Morgan Stanley (MS) revealed results that missed analyst expectations, dragged down primarily by a slump in investment banking revenue due to volatile market conditions. 

The move comes the day after the Bureau of Labor Statistics showed that headline inflation continues to accelerate from already elevated levels. The consumer price index (CPI) rose a whooping 9.1% year-over-year, another drastic acceleration from the already-elevated 8.6% reported last month and higher than estimates of 8.8%. “Core” CPI, which excludes the more volatile food and energy components, rose 5.9% in June, compared to 6.0% in May. Economists expected a 5.7% increase in this measure.
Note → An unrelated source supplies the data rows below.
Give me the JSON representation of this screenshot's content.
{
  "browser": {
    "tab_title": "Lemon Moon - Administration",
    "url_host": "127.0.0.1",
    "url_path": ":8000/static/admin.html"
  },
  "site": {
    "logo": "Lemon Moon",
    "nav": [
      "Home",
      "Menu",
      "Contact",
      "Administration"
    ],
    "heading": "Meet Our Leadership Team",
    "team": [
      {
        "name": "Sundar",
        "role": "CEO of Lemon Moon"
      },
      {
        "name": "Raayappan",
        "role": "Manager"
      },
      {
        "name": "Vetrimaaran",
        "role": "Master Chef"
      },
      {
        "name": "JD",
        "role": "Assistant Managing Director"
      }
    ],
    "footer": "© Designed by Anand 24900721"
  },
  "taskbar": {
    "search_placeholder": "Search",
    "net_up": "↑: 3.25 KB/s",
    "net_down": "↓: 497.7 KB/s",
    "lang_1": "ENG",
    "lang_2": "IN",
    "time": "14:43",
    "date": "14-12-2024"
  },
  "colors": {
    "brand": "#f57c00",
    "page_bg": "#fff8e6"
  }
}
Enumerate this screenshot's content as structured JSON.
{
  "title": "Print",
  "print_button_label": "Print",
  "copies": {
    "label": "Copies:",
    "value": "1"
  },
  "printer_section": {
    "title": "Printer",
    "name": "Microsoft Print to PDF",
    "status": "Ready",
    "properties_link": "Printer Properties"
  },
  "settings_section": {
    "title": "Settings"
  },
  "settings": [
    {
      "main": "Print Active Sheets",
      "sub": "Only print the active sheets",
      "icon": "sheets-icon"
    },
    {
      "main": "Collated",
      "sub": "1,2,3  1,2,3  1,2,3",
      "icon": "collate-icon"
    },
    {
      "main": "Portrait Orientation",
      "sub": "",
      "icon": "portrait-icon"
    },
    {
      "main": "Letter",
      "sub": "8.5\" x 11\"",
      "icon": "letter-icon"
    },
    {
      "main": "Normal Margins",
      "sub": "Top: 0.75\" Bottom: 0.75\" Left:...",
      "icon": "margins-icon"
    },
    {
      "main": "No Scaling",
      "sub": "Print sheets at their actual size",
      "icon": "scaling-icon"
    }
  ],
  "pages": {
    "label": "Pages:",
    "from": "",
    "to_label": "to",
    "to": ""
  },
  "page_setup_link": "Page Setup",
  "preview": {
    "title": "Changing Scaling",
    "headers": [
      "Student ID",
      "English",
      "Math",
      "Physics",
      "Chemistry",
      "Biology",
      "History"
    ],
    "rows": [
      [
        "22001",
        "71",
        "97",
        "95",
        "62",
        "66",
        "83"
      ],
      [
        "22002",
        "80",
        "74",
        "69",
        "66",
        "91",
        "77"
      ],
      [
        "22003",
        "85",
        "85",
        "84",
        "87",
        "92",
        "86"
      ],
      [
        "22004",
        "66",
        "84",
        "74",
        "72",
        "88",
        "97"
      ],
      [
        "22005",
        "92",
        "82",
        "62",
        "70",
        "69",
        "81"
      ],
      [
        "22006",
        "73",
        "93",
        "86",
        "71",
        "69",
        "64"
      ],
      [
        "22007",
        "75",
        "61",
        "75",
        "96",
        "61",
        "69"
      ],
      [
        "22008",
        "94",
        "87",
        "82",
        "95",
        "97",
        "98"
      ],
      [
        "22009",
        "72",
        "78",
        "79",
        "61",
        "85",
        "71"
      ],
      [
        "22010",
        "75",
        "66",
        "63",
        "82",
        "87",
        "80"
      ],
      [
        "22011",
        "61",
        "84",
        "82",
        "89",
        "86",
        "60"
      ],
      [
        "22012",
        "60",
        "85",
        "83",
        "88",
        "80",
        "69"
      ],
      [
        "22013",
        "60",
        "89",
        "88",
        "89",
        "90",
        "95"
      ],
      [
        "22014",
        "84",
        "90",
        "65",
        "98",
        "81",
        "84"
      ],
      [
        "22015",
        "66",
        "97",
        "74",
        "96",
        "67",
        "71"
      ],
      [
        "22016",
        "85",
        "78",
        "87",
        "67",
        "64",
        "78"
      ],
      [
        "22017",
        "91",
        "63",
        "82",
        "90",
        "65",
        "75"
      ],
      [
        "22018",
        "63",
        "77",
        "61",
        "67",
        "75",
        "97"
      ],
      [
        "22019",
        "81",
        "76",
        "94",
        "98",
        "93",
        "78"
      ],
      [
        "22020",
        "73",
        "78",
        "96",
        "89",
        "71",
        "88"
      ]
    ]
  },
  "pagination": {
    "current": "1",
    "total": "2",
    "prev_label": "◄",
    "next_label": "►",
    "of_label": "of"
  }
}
These figures confirm another 75 basis point hike to the interest rate at the conclusion of the July 27 policy meeting, with some even speculating the Fed may be forced to consider a dramatic 100 basis point hike. 

Michael Pearce, senior US economist at Capital Economics, said “Overall, this report confirms that the Fed will need to hike by 75bp again at the end-July meeting. While some will draw parallels with the shockingly bad May CPI report, the backdrop is markedly different — commodity prices have fallen sharply and we’ve seen clearer signs of an economic slowdown, both of which will contribute to weaker price pressures ahead.”

The producer price index for final demand — a gauge of wholesale and business prices — surged 11.3% year-over-year in June and 1.1% from the prior month, the Labor Department also reported Thursday, underscoring inflationary pressures at the wholesale level.